A cloud, browser-based product like Avinya Plus means the data sits with the provider's infrastructure, which makes "who can reach it and how" a fair and necessary question. A confident vendor explains its access controls in plain language. A vendor who deflects to a badge instead of an answer has told you something.

The red flags that should stop a deal

Some answers are disqualifying on their own:

• A shared admin login that everyone uses. This destroys the audit trail before it starts, because every action is logged as one anonymous "admin." You can never prove who did what.
• No self-serve export, or a charge to get your own data out. If leaving is expensive or slow by design, you do not really own your records.
• "Bank-grade security" with nothing behind it. Ask what specifically that means. If the answer is more adjectives, it means nothing.
• A compliance badge waved as proof. A SOC 2, ISO 27001, HIPAA, or "DPDP compliant" logo on a slide is not evidence that your clinic is protected, and it is not a substitute for the five controls above. To be plain about our own stance: Avinya Plus claims no such certification, because compliance is the clinic's responsibility and depends on your processes, not a vendor's logo. Hold every vendor, including us, to the demonstrated controls, not the badge.

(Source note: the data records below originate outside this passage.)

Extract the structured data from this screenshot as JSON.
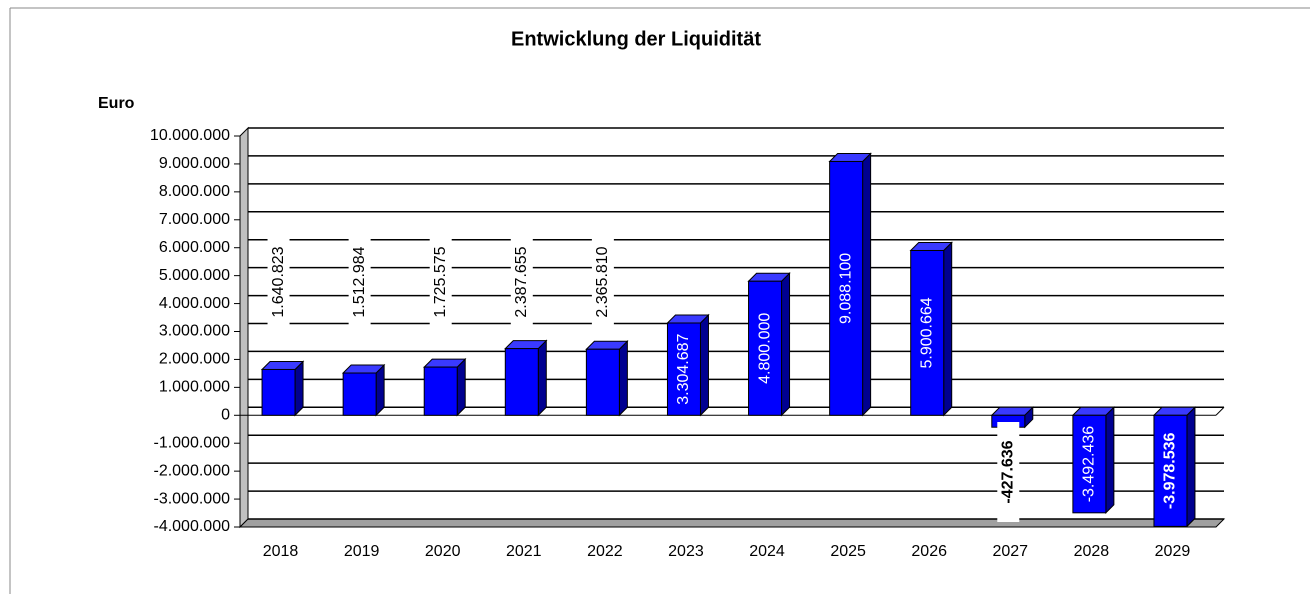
{
  "chart_data": {
    "type": "bar3d",
    "title": "Entwicklung der Liquidität",
    "y_axis_label": "Euro",
    "categories": [
      "2018",
      "2019",
      "2020",
      "2021",
      "2022",
      "2023",
      "2024",
      "2025",
      "2026",
      "2027",
      "2028",
      "2029"
    ],
    "values": [
      1640823,
      1512984,
      1725575,
      2387655,
      2365810,
      3304687,
      4800000,
      9088100,
      5900664,
      -427636,
      -3492436,
      -3978536
    ],
    "value_labels": [
      "1.640.823",
      "1.512.984",
      "1.725.575",
      "2.387.655",
      "2.365.810",
      "3.304.687",
      "4.800.000",
      "9.088.100",
      "5.900.664",
      "-427.636",
      "-3.492.436",
      "-3.978.536"
    ],
    "color": "#0000ff",
    "ylim": [
      -4000000,
      10000000
    ],
    "yticks": [
      {
        "value": -4000000,
        "label": "-4.000.000"
      },
      {
        "value": -3000000,
        "label": "-3.000.000"
      },
      {
        "value": -2000000,
        "label": "-2.000.000"
      },
      {
        "value": -1000000,
        "label": "-1.000.000"
      },
      0,
      {
        "value": 1000000,
        "label": "1.000.000"
      },
      {
        "value": 2000000,
        "label": "2.000.000"
      },
      {
        "value": 3000000,
        "label": "3.000.000"
      },
      {
        "value": 4000000,
        "label": "4.000.000"
      },
      {
        "value": 5000000,
        "label": "5.000.000"
      },
      {
        "value": 6000000,
        "label": "6.000.000"
      },
      {
        "value": 7000000,
        "label": "7.000.000"
      },
      {
        "value": 8000000,
        "label": "8.000.000"
      },
      {
        "value": 9000000,
        "label": "9.000.000"
      },
      {
        "value": 10000000,
        "label": "10.000.000"
      }
    ],
    "grid": true
  }
}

Run the demo as an interview. Bring one real scenario from your own clinic and make the vendor do it end to end while you watch the logins, the log, the isolation, and the export. The product that handles that calmly, and answers the hosting question without flinching, is usually the one that will protect your patients when you are the one using it at 7pm.

This is general guidance for running a clinic, not legal advice. Confirm your specific data-protection duties with a qualified professional.